LRA can not figure out that p1 and p2 do not conflict and should be the same (in LRA it is done on pseudo bases).

So the solution would be a generation of reloads for R263 before the spill sub-pass.

When I find why does not it happen, I could say how much time will it take to fix.  If it is simple, the patch will be probably ready tomorrow.

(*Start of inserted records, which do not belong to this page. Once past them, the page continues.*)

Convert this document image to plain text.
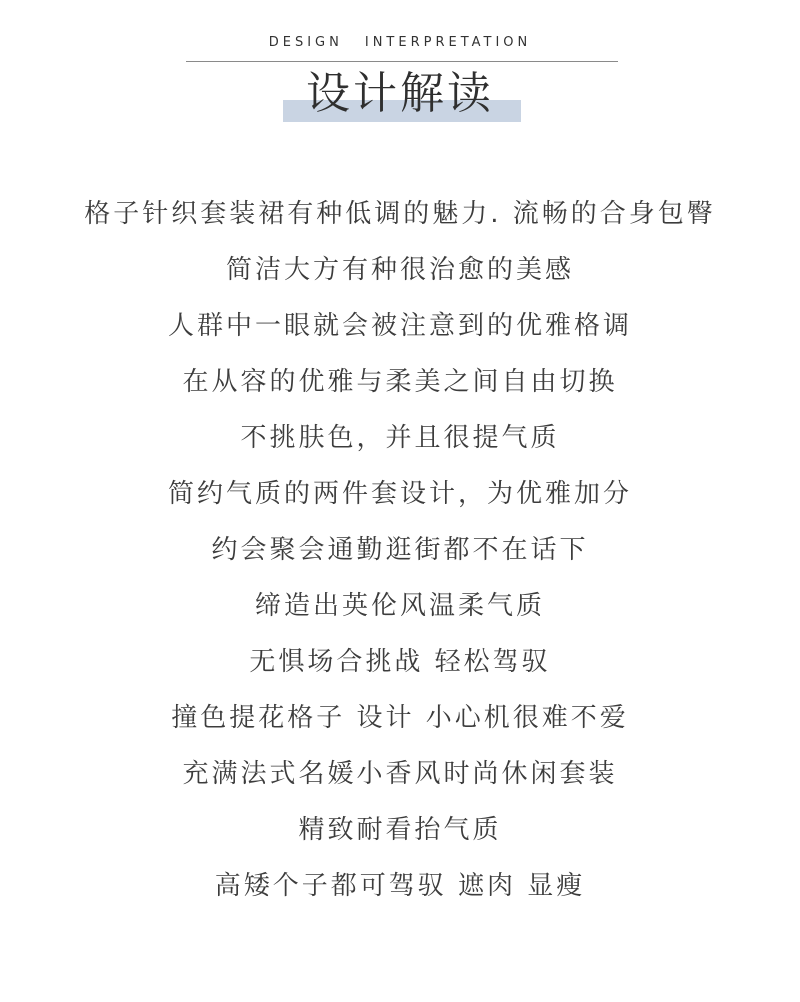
DESIGN INTERPRETATION
设计解读
格子针织套装裙有种低调的魅力. 流畅的合身包臀
简洁大方有种很治愈的美感
人群中一眼就会被注意到的优雅格调
在从容的优雅与柔美之间自由切换
不挑肤色，并且很提气质
简约气质的两件套设计，为优雅加分
约会聚会通勤逛街都不在话下
缔造出英伦风温柔气质
无惧场合挑战 轻松驾驭
撞色提花格子 设计 小心机很难不爱
充满法式名媛小香风时尚休闲套装
精致耐看抬气质
高矮个子都可驾驭 遮肉 显瘦
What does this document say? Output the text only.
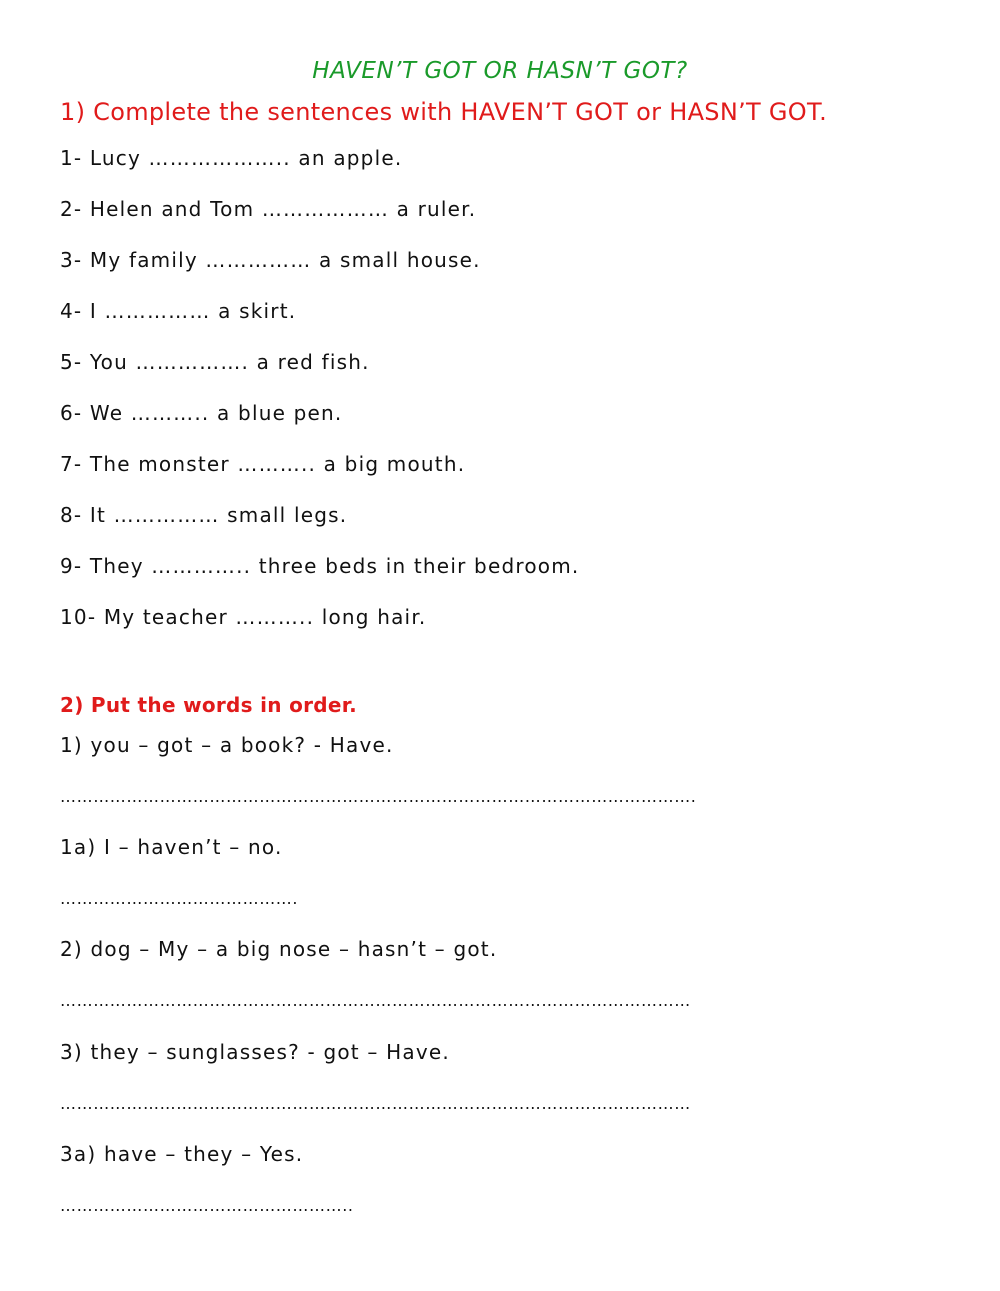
HAVEN’T GOT OR HASN’T GOT?
1) Complete the sentences with HAVEN’T GOT or HASN’T GOT.
1- Lucy ……………….. an apple.
2- Helen and Tom ……………… a ruler.
3- My family …………… a small house.
4- I …………… a skirt.
5- You ……………. a red fish.
6- We ……….. a blue pen.
7- The monster ……….. a big mouth.
8- It …………… small legs.
9- They ………….. three beds in their bedroom.
10- My teacher ……….. long hair.
2) Put the words in order.
1) you – got – a book? - Have.
…………………………………………………………………………………………………….
1a) I – haven’t – no.
…………………………………….
2) dog – My – a big nose – hasn’t – got.
……………………………………………………………………………………………………
3) they – sunglasses? - got – Have.
……………………………………………………………………………………………………
3a) have – they – Yes.
……………………………………………..
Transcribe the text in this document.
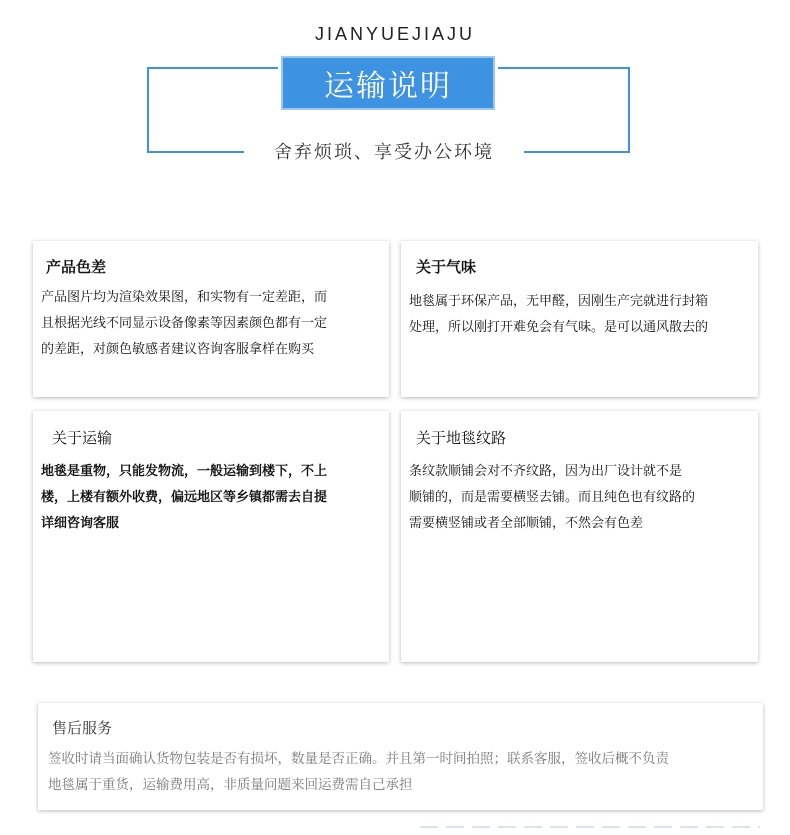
JIANYUEJIAJU
运输说明
舍弃烦琐、享受办公环境
产品色差
产品图片均为渲染效果图，和实物有一定差距，而
且根据光线不同显示设备像素等因素颜色都有一定
的差距，对颜色敏感者建议咨询客服拿样在购买
关于气味
地毯属于环保产品，无甲醛，因刚生产完就进行封箱
处理，所以刚打开难免会有气味。是可以通风散去的
关于运输
地毯是重物，只能发物流，一般运输到楼下，不上
楼，上楼有额外收费，偏远地区等乡镇都需去自提
详细咨询客服
关于地毯纹路
条纹款顺铺会对不齐纹路，因为出厂设计就不是
顺铺的，而是需要横竖去铺。而且纯色也有纹路的
需要横竖铺或者全部顺铺，不然会有色差
售后服务
签收时请当面确认货物包装是否有损坏，数量是否正确。并且第一时间拍照；联系客服，签收后概不负责
地毯属于重货，运输费用高，非质量问题来回运费需自己承担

Comment 5 Vladimir Makarov 2017-03-23 21:20:58 UTC

The fix proposed by Bernd for PR80160 does not solve the problem.  So I am continuing to work on the patch.

Comment 6 Vladimir Makarov 2017-03-24 18:48:09 UTC

Author: vmakarov
Date: Fri Mar 24 18:47:38 2017
New Revision: 246467

URL: https://gcc.gnu.org/viewcvs?rev=246467&root=gcc&view=rev
Log:
2017-03-24  Vladimir Makarov  <vmakarov@redhat.com>

	PR target/80148
	* lra-assigns.c (assign_by_spills): Add spilled non-reload pseudos
	to consider in curr_insn_transform.


Modified:
    trunk/gcc/ChangeLog
    trunk/gcc/lra-assigns.c

Comment 7 Jeffrey A. Law 2017-03-25 04:30:39 UTC

Fixed by Vlad's commit on the trunk.